Have you been to the space needle, seen the flying fish at Pike Place Market and wondering what else there is to see in downtown Seattle. How about a visit to Seattle’s other worldly Central Library. The Seattle Central Library is located on the block bordered by Spring Street, Fourth Avenue, Madison Street, and Fifth Avenue.

The Central Library was designed by the Dutch Architect Rem Koolhause’s Office for Metropolitan Architecture in collaboration with Seattle’s LMN Architects. The building looks like a house of cards ready to fall at any moment. However, the building’s cantilevered spans are supported by a sophisticated system of angled columns.
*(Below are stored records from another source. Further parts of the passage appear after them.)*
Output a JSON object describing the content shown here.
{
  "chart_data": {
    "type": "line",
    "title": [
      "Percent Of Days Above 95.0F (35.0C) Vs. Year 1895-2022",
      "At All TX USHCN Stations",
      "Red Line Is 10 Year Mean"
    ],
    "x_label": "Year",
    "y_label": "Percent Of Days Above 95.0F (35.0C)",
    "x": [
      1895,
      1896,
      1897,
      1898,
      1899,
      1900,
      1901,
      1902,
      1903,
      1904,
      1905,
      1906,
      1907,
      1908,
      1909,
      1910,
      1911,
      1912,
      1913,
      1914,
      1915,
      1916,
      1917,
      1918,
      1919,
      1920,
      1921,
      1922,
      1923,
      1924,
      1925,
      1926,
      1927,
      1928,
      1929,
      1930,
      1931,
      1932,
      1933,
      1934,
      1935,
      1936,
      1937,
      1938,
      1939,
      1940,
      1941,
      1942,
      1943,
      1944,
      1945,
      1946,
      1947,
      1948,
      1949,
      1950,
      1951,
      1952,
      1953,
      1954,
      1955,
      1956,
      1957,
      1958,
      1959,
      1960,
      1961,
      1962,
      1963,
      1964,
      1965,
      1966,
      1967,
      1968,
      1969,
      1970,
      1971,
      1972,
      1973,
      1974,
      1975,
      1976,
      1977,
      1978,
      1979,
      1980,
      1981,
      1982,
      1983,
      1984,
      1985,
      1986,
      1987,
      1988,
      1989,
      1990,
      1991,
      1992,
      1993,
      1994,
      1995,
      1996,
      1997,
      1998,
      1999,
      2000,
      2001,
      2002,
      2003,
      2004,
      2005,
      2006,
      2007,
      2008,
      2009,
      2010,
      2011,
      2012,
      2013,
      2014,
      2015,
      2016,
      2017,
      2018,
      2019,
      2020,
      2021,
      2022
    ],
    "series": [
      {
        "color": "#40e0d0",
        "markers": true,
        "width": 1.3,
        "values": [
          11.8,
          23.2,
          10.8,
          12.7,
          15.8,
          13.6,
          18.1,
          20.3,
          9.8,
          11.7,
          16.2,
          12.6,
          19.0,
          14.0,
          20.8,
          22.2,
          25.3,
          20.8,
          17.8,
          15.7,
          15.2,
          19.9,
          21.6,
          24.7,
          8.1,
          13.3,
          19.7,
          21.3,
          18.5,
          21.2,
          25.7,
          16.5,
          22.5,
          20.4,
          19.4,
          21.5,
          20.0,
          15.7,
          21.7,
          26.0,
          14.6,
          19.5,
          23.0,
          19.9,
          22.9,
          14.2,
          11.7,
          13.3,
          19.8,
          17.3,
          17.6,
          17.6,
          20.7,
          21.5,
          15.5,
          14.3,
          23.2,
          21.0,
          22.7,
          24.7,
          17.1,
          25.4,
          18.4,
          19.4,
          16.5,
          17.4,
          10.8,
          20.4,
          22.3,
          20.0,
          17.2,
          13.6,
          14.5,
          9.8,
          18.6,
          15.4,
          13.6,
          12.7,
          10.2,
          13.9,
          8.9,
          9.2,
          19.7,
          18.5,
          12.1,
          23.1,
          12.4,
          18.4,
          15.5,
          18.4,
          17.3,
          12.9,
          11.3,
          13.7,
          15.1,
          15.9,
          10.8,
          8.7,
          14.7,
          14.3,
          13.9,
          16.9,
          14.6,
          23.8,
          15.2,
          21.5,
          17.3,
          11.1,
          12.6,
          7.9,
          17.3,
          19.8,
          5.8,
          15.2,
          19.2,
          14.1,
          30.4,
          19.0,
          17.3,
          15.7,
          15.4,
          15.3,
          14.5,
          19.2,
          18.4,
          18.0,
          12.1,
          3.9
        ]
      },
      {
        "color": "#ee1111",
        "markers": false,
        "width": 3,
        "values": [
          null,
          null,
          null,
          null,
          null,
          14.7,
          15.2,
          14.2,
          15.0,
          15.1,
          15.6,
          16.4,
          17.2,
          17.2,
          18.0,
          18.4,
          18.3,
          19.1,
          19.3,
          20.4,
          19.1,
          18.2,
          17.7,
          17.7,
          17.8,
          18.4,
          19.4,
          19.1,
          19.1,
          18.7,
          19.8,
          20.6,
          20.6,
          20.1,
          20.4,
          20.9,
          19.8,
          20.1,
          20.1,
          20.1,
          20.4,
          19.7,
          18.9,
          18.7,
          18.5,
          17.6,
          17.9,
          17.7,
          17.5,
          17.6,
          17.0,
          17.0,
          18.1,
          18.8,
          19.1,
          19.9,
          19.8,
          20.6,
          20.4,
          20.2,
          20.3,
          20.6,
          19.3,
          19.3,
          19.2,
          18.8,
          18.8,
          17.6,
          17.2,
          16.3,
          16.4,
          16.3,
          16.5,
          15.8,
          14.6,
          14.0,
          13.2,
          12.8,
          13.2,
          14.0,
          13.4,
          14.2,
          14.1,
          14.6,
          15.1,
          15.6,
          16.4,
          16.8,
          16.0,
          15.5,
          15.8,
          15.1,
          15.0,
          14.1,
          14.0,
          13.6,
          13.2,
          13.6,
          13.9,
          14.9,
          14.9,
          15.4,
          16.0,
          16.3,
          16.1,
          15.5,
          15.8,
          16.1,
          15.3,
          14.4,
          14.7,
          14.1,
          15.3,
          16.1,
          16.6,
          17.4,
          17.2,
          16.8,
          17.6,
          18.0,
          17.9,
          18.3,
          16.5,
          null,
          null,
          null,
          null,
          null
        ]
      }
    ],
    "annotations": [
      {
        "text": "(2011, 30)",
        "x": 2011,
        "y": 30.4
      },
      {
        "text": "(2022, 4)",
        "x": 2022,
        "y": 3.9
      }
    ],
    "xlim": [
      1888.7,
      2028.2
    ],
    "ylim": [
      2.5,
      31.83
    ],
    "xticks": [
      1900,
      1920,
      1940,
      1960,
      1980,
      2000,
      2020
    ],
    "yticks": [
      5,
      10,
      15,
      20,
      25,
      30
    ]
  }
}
Both sketches present dramatic looks at these angled columns. The living room sketch offers a stunning view up a column as it ascends three stores to hold up the library book spiral platform. While the reading room columns are more understated, we can still see the unique support structure that holds up the Central Library.

The first sketch is of my favorite room in the building, the Betty Jane Narver Reading Room. The room is located at the top of the library, above the activity of the library’s lower areas. The room has space for 400 patrons with a stunning view over the bustle of the city below. The room’s soaring ceiling was inspired by the cathedral like reading rooms of 19th century library design.

The last sketch is off the Living Room. The Living Room can be accessed off of 5th Avenue and serves as an indoor public space. There is a coffee cart operated by local chocolate maker Chocolati, which serves coffee and pastries. The Friends of the Seattle Public Libraries also operates a gift booth in this space, selling art by local artists. All proceeds from this booth support the Seattle Public Libraries.

The platform above the Living Room houses the Meeting Level and Mixing Room. The Meeting Level houses four rooms for community meetings and events as well as computer labs. The Mixing Room houses the library’s central reference desk and main computer area. Continuing past the Mixing Room, the library’s book spiral forms the Living Room’s roof and houses the library’s non-fiction collection.

A 6 block long ramp runs up the non-fiction collection beginning with 0 on the Dewey Decimal System at the bottom. The book spiral ends on a platform cantilevered over the library’s atrium, which allows daylight to flow down to the Living Room. This platform is the highest public point in the library and gives visitors a view over downtown Seattle and straight down to the Living Room’s floor six stories below.

A majority of the Living Room’s space is taken up by seating for reading and computer use. The Living Room also houses the library’s periodical section and collections of recreational reading materials, including science fiction, fantasy, mysteries, fiction, westerns, romance, audio books, and graphic novels.